Hundreds of women languishing in prisons
ISLAMABAD: President Pervez Musharraf has asked his Government to begin work on amendments to the controversial 1979 Hudood Ordinances under which hundreds of women are languishing in Pakistani prisons.
He has also issued an order that all women imprisoned on charges other than robbery, murder or terrorism, be set free immediately.
According to newspaper reports, Gen. Musharraf has asked the Law Ministry and the Council of Islamic Ideology, which functions under the Ministry of Religious Affairs, to build a consensus for the amendments to the laws.

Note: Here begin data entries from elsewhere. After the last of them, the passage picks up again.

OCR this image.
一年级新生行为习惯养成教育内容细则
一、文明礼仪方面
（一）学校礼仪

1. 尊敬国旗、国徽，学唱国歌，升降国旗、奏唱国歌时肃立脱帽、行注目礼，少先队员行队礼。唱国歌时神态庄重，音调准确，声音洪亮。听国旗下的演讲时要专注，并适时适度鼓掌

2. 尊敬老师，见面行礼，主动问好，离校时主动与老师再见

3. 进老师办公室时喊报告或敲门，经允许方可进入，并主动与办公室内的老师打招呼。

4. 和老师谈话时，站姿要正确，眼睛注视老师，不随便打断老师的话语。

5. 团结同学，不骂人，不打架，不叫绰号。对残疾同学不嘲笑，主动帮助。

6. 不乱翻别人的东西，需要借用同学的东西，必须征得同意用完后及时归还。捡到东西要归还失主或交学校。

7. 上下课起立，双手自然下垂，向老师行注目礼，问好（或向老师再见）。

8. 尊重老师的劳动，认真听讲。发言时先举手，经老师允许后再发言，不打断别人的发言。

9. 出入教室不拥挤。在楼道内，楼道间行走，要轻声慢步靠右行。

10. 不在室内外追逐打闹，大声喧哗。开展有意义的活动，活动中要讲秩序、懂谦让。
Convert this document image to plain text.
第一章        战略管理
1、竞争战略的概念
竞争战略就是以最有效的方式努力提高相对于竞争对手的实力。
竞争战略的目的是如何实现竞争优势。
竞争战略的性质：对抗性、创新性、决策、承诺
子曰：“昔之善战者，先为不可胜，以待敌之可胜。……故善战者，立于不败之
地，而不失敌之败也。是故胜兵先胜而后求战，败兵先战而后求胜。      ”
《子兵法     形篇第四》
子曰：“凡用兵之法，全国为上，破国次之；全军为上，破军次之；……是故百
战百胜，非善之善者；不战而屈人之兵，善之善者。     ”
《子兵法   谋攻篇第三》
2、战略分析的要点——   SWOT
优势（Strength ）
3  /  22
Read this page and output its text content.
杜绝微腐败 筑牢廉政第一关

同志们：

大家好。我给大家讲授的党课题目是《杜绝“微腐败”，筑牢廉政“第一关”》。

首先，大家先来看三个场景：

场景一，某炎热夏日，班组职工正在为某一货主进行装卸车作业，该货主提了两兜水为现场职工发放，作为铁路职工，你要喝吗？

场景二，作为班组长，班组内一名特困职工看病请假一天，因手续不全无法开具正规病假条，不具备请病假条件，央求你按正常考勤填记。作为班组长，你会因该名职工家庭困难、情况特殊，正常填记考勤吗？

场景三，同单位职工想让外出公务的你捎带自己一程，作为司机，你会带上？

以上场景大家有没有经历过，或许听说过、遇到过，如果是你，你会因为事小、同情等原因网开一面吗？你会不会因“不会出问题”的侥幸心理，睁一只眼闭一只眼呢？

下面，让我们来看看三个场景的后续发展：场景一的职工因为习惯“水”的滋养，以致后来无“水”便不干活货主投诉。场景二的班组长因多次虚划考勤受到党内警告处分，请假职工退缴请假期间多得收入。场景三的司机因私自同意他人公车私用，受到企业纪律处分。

General Zia ul-Haq introduced the laws when he was the President to bring Pakistan more in line with Islam. "The Hudood Ordinance was authored by one man and it can be changed. However, it should not be abused," Gen. Musharraf was quoted as saying.
Gen. Musharraf wants Pakistan to follow the path of enlightened moderation to help shed the image of the country as the land of extreme Islam, and improving the condition of Pakistani women is part of this project.
When U.S. Secretary of State Condoleezza rice visited Pakistan recently, she praised the concept of enlightened moderation and said it was an important step towards the democratisation of the country.
The set of five Hudood ordinances are widely held to be discriminatory and unjust to women. Some Islamic scholars have also said they do not reflect the true spirit of the religion.
Countless number of women have been thrown in jails on charges of adultery under the Hudood because they could not produce the mandatory four men to stand witnesses for the charge.
Women's rights activists want the Government to repeal the ordinance, not just change it.